Moradores de La Salut, um subúrbio catalão, tentaram resolver o problema eles próprios: a rota de ônibus local foi retirada dos mapas da Apple e do Google. O motivo: não muito distante dali está o emblemático Parque Güell, segunda atração mais popular da cidade, depois da monumental igreja da Sagrada Família. Os locais esperam, assim, garantir assento nos ônibus para os idosos que deles dependem para locomover-se.
Amsterdã tomou medidas para conter Airbnb
Em Maiorca, nas Ilhas Canárias, a sensação é ainda mais incômoda. A lha espanhola, destino preferido de muitos europeus, tenta encontrar maneiras de conter as multidões de turistas. Na alta estação, pedestres, ciclistas, motociclistas, veículos de passeio, ônibus de turismo e carros-pipa (a água não é suficiente para todos no período) dividem espaço nas estradas estreitas e sinuosas, sobretudo aquelas que levam às belas praias.
Em manifestações recentes, os habitantes foram às ruas da capital Palma para protestar: "Maiorca não está à venda". Mas não é o que parece diante das inúmeras vitrines com anúncios de imóveis de todos os tamanhos nas agências imobiliárias espalhadas pela ilha. Quem tem um imóvel disponível, ou principalmente mais do que um, parece mais preocupado em aproveitar o "boom" turístico...
Alguns estudos apresentados na reportagem do Valor mostraram que destinos badalados como esses podem representar 10% do Produto Interno Bruto de um país. Na Espanha, chegam a 13% do PIB, e podem girar em torno de 50% do PIB nas pequenas ilhas do Caribe ou do Pacífico. O dilema se apresenta justamente aí. Não se pode abrir mão destas receitas nos dias de hoje - europeus e outros povos terão que encontrar um meio-termo para resolver suas brigas com os turistas.
Em Veneza, desde abril, instituiu-se a cobrança de taxa diária de três a 10 euros por visitante que passa o dia na cidade. A tarifa é aplicada em dias de maior movimento, como feriados e fins de semana específicos entre abril e julho. Navios de cruzeiros, que antes atracavam na cidade, desde agosto de 2021 enfrentam restrições para ancorar.
Em Amsterdã, na Holanda, reduziu-se o limite de diárias para o Airbnb, de 60 para 30 dias por ano.
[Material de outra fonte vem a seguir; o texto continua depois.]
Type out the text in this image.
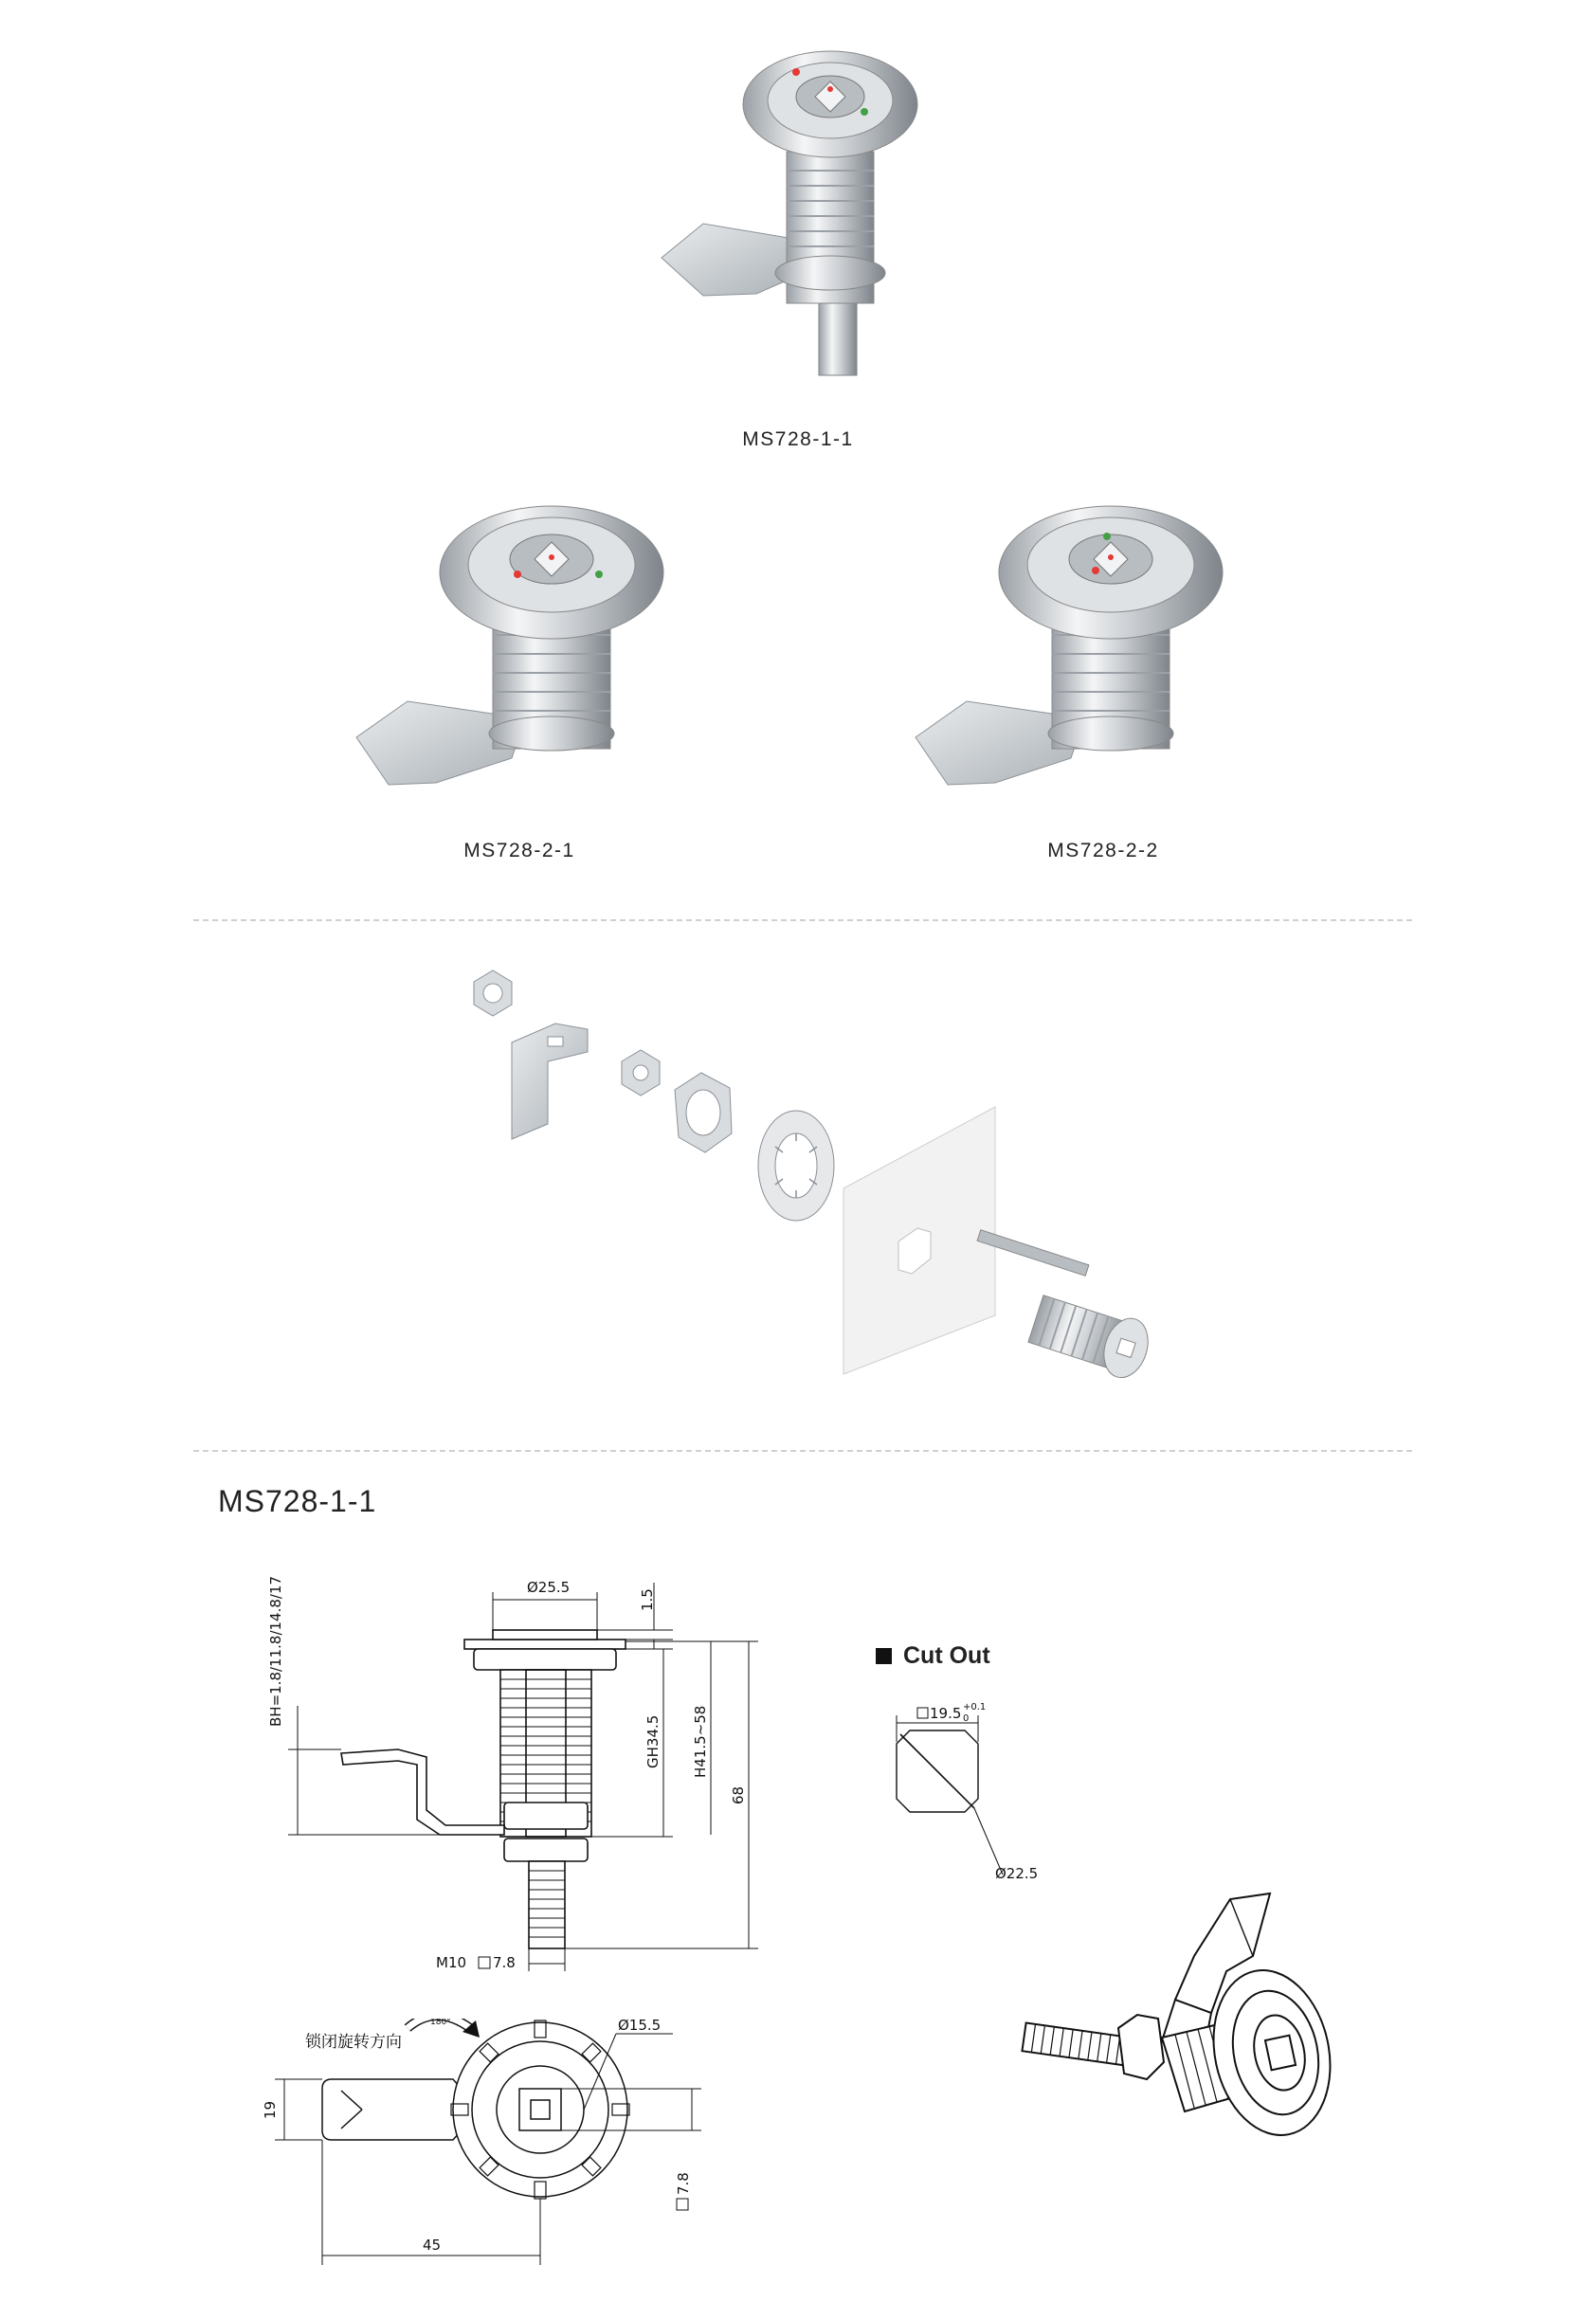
MS728-1-1
MS728-2-1	MS728-2-2
MS728-1-1
Ø25.5
1.5
GH34.5 H41.5~58
68
BH=1.8/11.8/14.8/17
M10 7.8
Cut Out
19.5 +0.1
0
Ø22.5
180°
锁闭旋转方向
19
45
Ø15.5
7.8
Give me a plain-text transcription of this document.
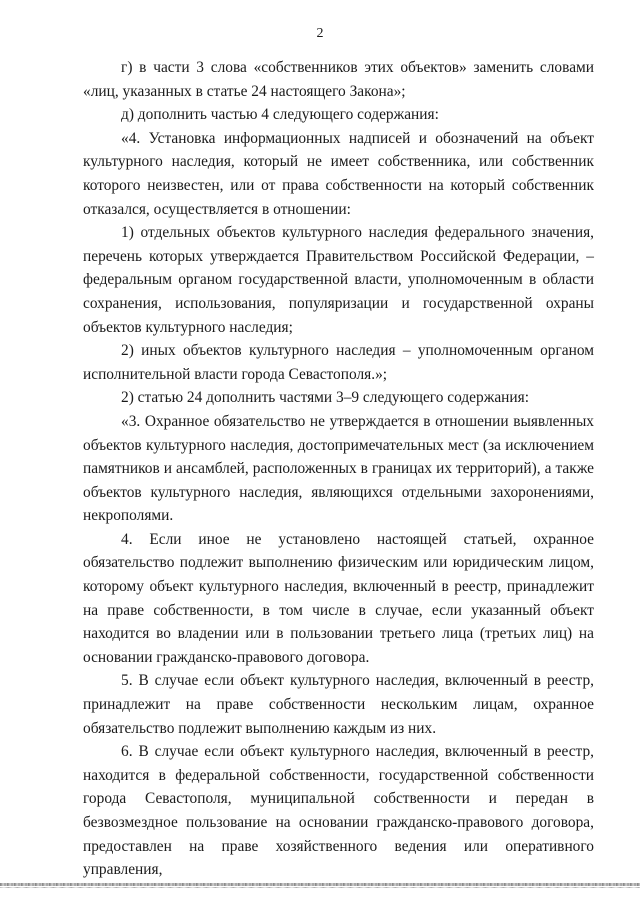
2

г) в части 3 слова «собственников этих объектов» заменить словами «лиц, указанных в статье 24 настоящего Закона»;

д) дополнить частью 4 следующего содержания:

«4. Установка информационных надписей и обозначений на объект культурного наследия, который не имеет собственника, или собственник которого неизвестен, или от права собственности на который собственник отказался, осуществляется в отношении:

1) отдельных объектов культурного наследия федерального значения, перечень которых утверждается Правительством Российской Федерации, – федеральным органом государственной власти, уполномоченным в области сохранения, использования, популяризации и государственной охраны объектов культурного наследия;

2) иных объектов культурного наследия – уполномоченным органом исполнительной власти города Севастополя.»;

2) статью 24 дополнить частями 3–9 следующего содержания:

«3. Охранное обязательство не утверждается в отношении выявленных объектов культурного наследия, достопримечательных мест (за исключением памятников и ансамблей, расположенных в границах их территорий), а также объектов культурного наследия, являющихся отдельными захоронениями, некрополями.

4. Если иное не установлено настоящей статьей, охранное обязательство подлежит выполнению физическим или юридическим лицом, которому объект культурного наследия, включенный в реестр, принадлежит на праве собственности, в том числе в случае, если указанный объект находится во владении или в пользовании третьего лица (третьих лиц) на основании гражданско-правового договора.

5. В случае если объект культурного наследия, включенный в реестр, принадлежит на праве собственности нескольким лицам, охранное обязательство подлежит выполнению каждым из них.

6. В случае если объект культурного наследия, включенный в реестр, находится в федеральной собственности, государственной собственности города Севастополя, муниципальной собственности и передан в безвозмездное пользование на основании гражданско-правового договора, предоставлен на праве хозяйственного ведения или оперативного управления,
E tornou-se obrigatório o registro dos imóveis para aluguel de curto prazo. A cidade também vem incentivando os turistas a visitarem locais fora das áreas centrais, aumentando as taxas de hotelaria e introduzindo um imposto para turistas que desembarcam de navios de cruzeiro.
A taxa, ou imposto para turistas, é uma medida que vem ganhando força em Veneza, Amsterdã, Osaka, no Japão, e Ilha de Bali, na Indonésia. Em Portugal, onde começa esta reportagem, o jornal Público divulgou semana passada que já são 38 os municípios que cobram taxas dos visitantes, em torno de dois euros (quatro, em Lisboa).
A vez do turismo no Brasil
O Brasil não está alheio a essa discussão. Ao contrário, há tempos que existem restrições para os visitantes da ilha de Fernando de Noronha, em Pernambuco. O ingresso para o Parque Nacional de Fernando de Noronha adquirido eletronicamente é pessoal, intransferível, vale por 10 dias seguidos a partir do seu primeiro acesso no parque e custa R$ 97,16 por dia.
Diante desse impasse que vivem algumas cidades europeias e mesmo de outros países, como Japão e Indonésia, a lembrança de Fernando de Noronha nesta reportagem serve para colocar o Brasil na rota dos principais roteiros de turismo do mundo, com suas praias de Norte a Sul, paisagens diversas e exuberantes no interior do país e festas regionais que atravessam o ano todo.
A exemplo do que fez a Colômbia, antes um destino marcado pela violência do narcotráfico e hoje país muito requisitado pelo turismo mundial, o Brasil também pode enfrentar a violência urbana, melhorar sua infraestrutura e se beneficiar de um momento em que destinos tradicionais europeus parecem se mostrar saturados, não oferecendo mais as melhores condições para turistas durante a temporada de verão.